How wide is the wall between the crawl space and the tank? Could you drill it: check out this video.
 
If you have the right drill and bit it’s easy. Go rent one. Be done in 20 minutes. Make an extra hole or two for wires, additions
 
I agree that you will end up regretting not drilling a hole.
However, if you want to stick with this idea....
I suggest installing air reliefs at both 45s that are in place to go over the wall. In other words use a tee instead of a 45. I’d run the tee up as high as your water level in your tank so if things ever got clogged it wouldn’t drain your tank. Also the clean out in the low spot on the tank side is essential.

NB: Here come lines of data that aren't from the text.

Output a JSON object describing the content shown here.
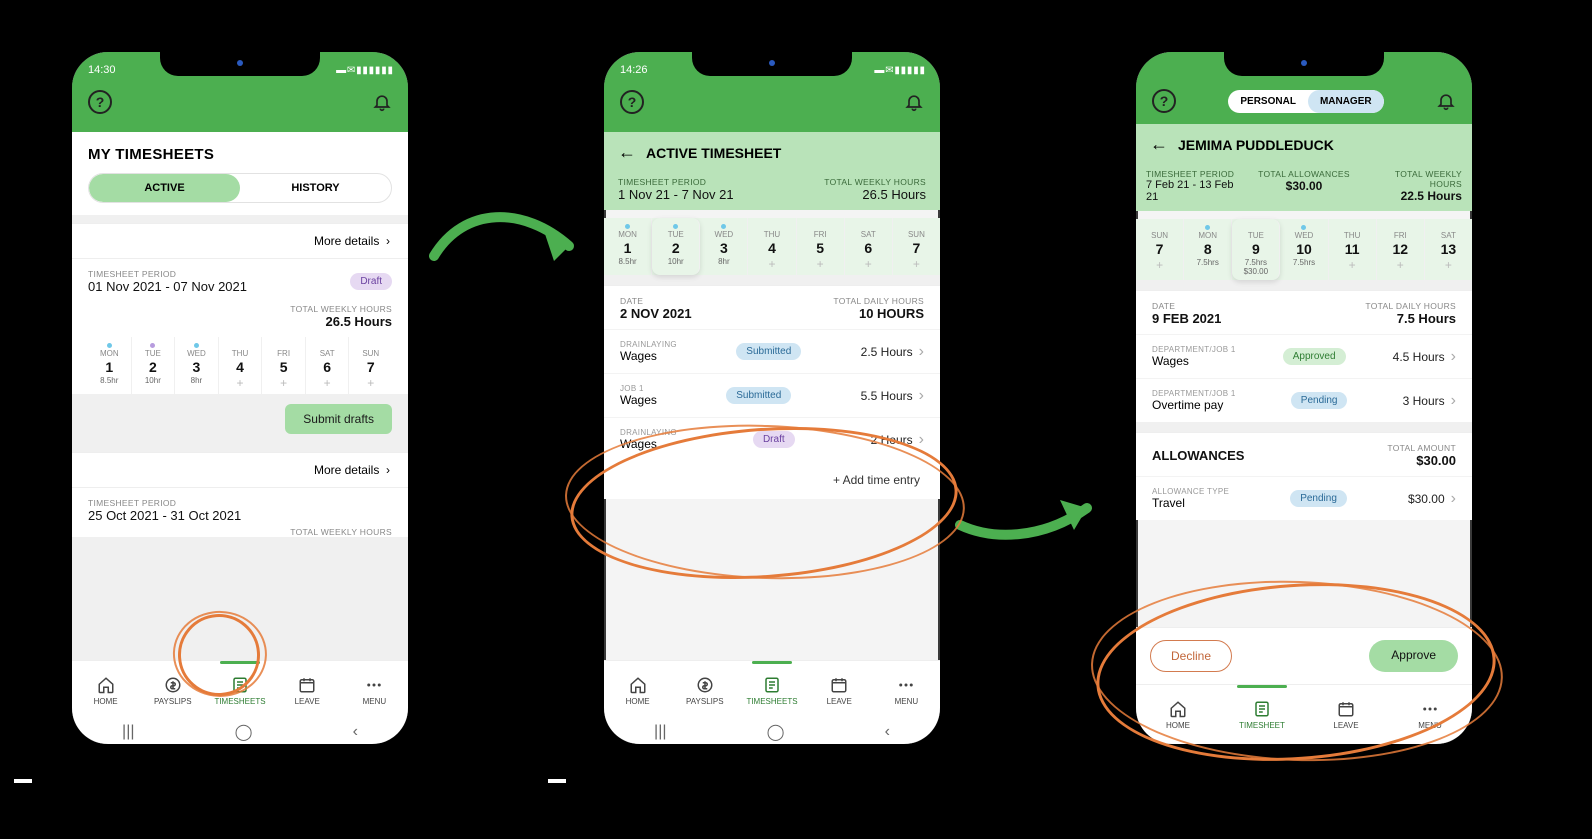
{
  "phone1": {
    "status_time": "14:30",
    "title": "MY TIMESHEETS",
    "tabs": {
      "active": "ACTIVE",
      "history": "HISTORY"
    },
    "more": "More details",
    "period_label": "TIMESHEET PERIOD",
    "period1": "01 Nov 2021 - 07 Nov 2021",
    "draft": "Draft",
    "hours_label": "TOTAL WEEKLY HOURS",
    "hours1": "26.5 Hours",
    "days": [
      {
        "dow": "MON",
        "num": "1",
        "hrs": "8.5hr",
        "dot": "dot-blue"
      },
      {
        "dow": "TUE",
        "num": "2",
        "hrs": "10hr",
        "dot": "dot-purple"
      },
      {
        "dow": "WED",
        "num": "3",
        "hrs": "8hr",
        "dot": "dot-blue"
      },
      {
        "dow": "THU",
        "num": "4",
        "hrs": "+",
        "dot": "dot-none"
      },
      {
        "dow": "FRI",
        "num": "5",
        "hrs": "+",
        "dot": "dot-none"
      },
      {
        "dow": "SAT",
        "num": "6",
        "hrs": "+",
        "dot": "dot-none"
      },
      {
        "dow": "SUN",
        "num": "7",
        "hrs": "+",
        "dot": "dot-none"
      }
    ],
    "submit": "Submit drafts",
    "period2": "25 Oct 2021 - 31 Oct 2021",
    "tabbar": [
      "HOME",
      "PAYSLIPS",
      "TIMESHEETS",
      "LEAVE",
      "MENU"
    ]
  },
  "phone2": {
    "status_time": "14:26",
    "title": "ACTIVE TIMESHEET",
    "period_label": "TIMESHEET PERIOD",
    "period": "1 Nov 21 - 7 Nov 21",
    "hours_label": "TOTAL WEEKLY HOURS",
    "hours": "26.5 Hours",
    "days": [
      {
        "dow": "MON",
        "num": "1",
        "hrs": "8.5hr"
      },
      {
        "dow": "TUE",
        "num": "2",
        "hrs": "10hr"
      },
      {
        "dow": "WED",
        "num": "3",
        "hrs": "8hr"
      },
      {
        "dow": "THU",
        "num": "4",
        "hrs": "+"
      },
      {
        "dow": "FRI",
        "num": "5",
        "hrs": "+"
      },
      {
        "dow": "SAT",
        "num": "6",
        "hrs": "+"
      },
      {
        "dow": "SUN",
        "num": "7",
        "hrs": "+"
      }
    ],
    "date_label": "DATE",
    "date": "2 NOV 2021",
    "daily_label": "TOTAL DAILY HOURS",
    "daily": "10 HOURS",
    "entries": [
      {
        "cat": "DRAINLAYING",
        "pay": "Wages",
        "status": "Submitted",
        "status_cls": "badge-submitted",
        "hrs": "2.5 Hours"
      },
      {
        "cat": "JOB 1",
        "pay": "Wages",
        "status": "Submitted",
        "status_cls": "badge-submitted",
        "hrs": "5.5 Hours"
      },
      {
        "cat": "DRAINLAYING",
        "pay": "Wages",
        "status": "Draft",
        "status_cls": "badge-draft",
        "hrs": "2 Hours"
      }
    ],
    "add": "+  Add time entry",
    "tabbar": [
      "HOME",
      "PAYSLIPS",
      "TIMESHEETS",
      "LEAVE",
      "MENU"
    ]
  },
  "phone3": {
    "toggle": {
      "personal": "PERSONAL",
      "manager": "MANAGER"
    },
    "name": "JEMIMA PUDDLEDUCK",
    "period_label": "TIMESHEET PERIOD",
    "period": "7 Feb 21 - 13 Feb 21",
    "allow_label": "TOTAL ALLOWANCES",
    "allow": "$30.00",
    "hours_label": "TOTAL WEEKLY HOURS",
    "hours": "22.5 Hours",
    "days": [
      {
        "dow": "SUN",
        "num": "7",
        "hrs": "+"
      },
      {
        "dow": "MON",
        "num": "8",
        "hrs": "7.5hrs"
      },
      {
        "dow": "TUE",
        "num": "9",
        "sub": "7.5hrs",
        "sub2": "$30.00"
      },
      {
        "dow": "WED",
        "num": "10",
        "hrs": "7.5hrs"
      },
      {
        "dow": "THU",
        "num": "11",
        "hrs": "+"
      },
      {
        "dow": "FRI",
        "num": "12",
        "hrs": "+"
      },
      {
        "dow": "SAT",
        "num": "13",
        "hrs": "+"
      }
    ],
    "date_label": "DATE",
    "date": "9 FEB 2021",
    "daily_label": "TOTAL DAILY HOURS",
    "daily": "7.5 Hours",
    "entries": [
      {
        "cat": "DEPARTMENT/JOB 1",
        "pay": "Wages",
        "status": "Approved",
        "status_cls": "badge-approved",
        "hrs": "4.5 Hours"
      },
      {
        "cat": "DEPARTMENT/JOB 1",
        "pay": "Overtime pay",
        "status": "Pending",
        "status_cls": "badge-pending",
        "hrs": "3 Hours"
      }
    ],
    "allowances_title": "ALLOWANCES",
    "allowances_amount_label": "TOTAL AMOUNT",
    "allowances_amount": "$30.00",
    "allow_entry": {
      "cat": "ALLOWANCE TYPE",
      "pay": "Travel",
      "status": "Pending",
      "amt": "$30.00"
    },
    "decline": "Decline",
    "approve": "Approve",
    "tabbar": [
      "HOME",
      "TIMESHEET",
      "LEAVE",
      "MENU"
    ]
  }
}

I assume just adding height to the stand so you can go level over the wall is out of the question?
 
is it a solid concrete wall?...most stuff thats above grade will be cement block (at least around here) and cement block is hollow ....the outer walls are about 1 inch thick and theres one or 2 front-to-back dividers inside so the top view looks like 2 H's laid on their sides with the ends touching (when all else fails google a pic of a cement block)...usually the top course gets filled with cement to keep out water and hold the anchor bolts...i've seen plumbers "drill" a hole through a hollow spot by beating a hole in it with a hammer...and repeating on the other side....obviously hammer drill or chisel is preferable
 
Not sure how big of a tank you are referencing, or the height differential of the concrete wall you are attempting to clear, but is there an option to build a platform under the stand to elevate everything a bit and clear the wall?
 
It is a solid concrete foundation wall that is about 12" thick - drilling is unfortunately out of the question due to safety issues and the cost of rental equipment to go through concrete that thick and straight. I'll have to figure something else out or possibly drill overflow holes in the back of the tank at the top.
 
External overflow is going to be the easiest solution IMO. A Shadow or Prodigy overflow will probably work.

I have seen a reverse sump before where the main tank is lower than the sump and water is pumped to the sump and the sump overflow drains into the main tank. Simple concept but means having your sump water level higher than your main tank.
 
I have operated a reverse sump. It works, but requires a bit of pre-planning. Also maintenance is a pain with every thing being up higher. Keep in mind the whole sump doesn’t have to be higher than the main tank. Just have to have it high enough to gravity full flow to tank.
 
I really wouldn’t recommend a reverse sump, maintenance will be a pain. If drilling is out of the question I would go with an external overflow. Also I wouldn’t go with the two in one shown above I would get a separate return line.